First of all, there is no real 'intelligence' innate to artificial Neural Networks (NNs).
All they do is trying to approximate a mathematical function with a certain degree of generalization (hopefully without learning a given dataset by heart, i.e. hopefully without overfitting).
The more nodes (or neurons) you include into the network, the more complex a function can be that a network can learn to approximate. It's similar to high-school math: The higher the degree of some polynomial, the better the polynomial can be adjusted to fit some observation to be modeled; with the only difference being that NNs commonly include non-linearities and are trained via some kind of stochastic gradient descent.
So, yes. The more nodes a model possesses, the higher the so-called model capacity, i.e. the higher the degree of freedom a NN-model has to fit some function. After all, NN are said to be universal function approximators - given they have enough internal nodes in their hidden layer(s) to fit some given function.

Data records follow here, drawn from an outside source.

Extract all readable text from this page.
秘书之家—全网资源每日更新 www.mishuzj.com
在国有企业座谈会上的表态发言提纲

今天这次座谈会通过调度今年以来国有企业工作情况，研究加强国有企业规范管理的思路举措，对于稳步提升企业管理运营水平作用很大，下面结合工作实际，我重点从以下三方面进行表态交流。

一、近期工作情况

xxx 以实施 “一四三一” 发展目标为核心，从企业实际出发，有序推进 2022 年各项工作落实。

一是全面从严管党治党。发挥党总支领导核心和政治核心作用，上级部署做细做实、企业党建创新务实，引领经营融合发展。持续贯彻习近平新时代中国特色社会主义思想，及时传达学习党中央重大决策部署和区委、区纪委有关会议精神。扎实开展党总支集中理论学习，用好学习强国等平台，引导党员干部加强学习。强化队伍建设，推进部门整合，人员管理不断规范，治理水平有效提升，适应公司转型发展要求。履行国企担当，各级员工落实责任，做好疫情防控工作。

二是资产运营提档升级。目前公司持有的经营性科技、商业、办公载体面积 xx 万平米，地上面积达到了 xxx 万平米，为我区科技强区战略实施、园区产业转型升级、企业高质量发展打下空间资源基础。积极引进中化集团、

In practice, however, you don't want to blow up a model architecture unnecessarily, since this commonly results in overfitting if it doesn't cause some instabilities of the training procedure instead.
Generally, the larger the model to be trained, the higher the computational cost to train the network.
A common suggestion is to reduce the number of nodes in a network at the expense of increasing a network's depth, i.e. the number of hidden layers. Often, that can help reduce the demand for excessively many nodes.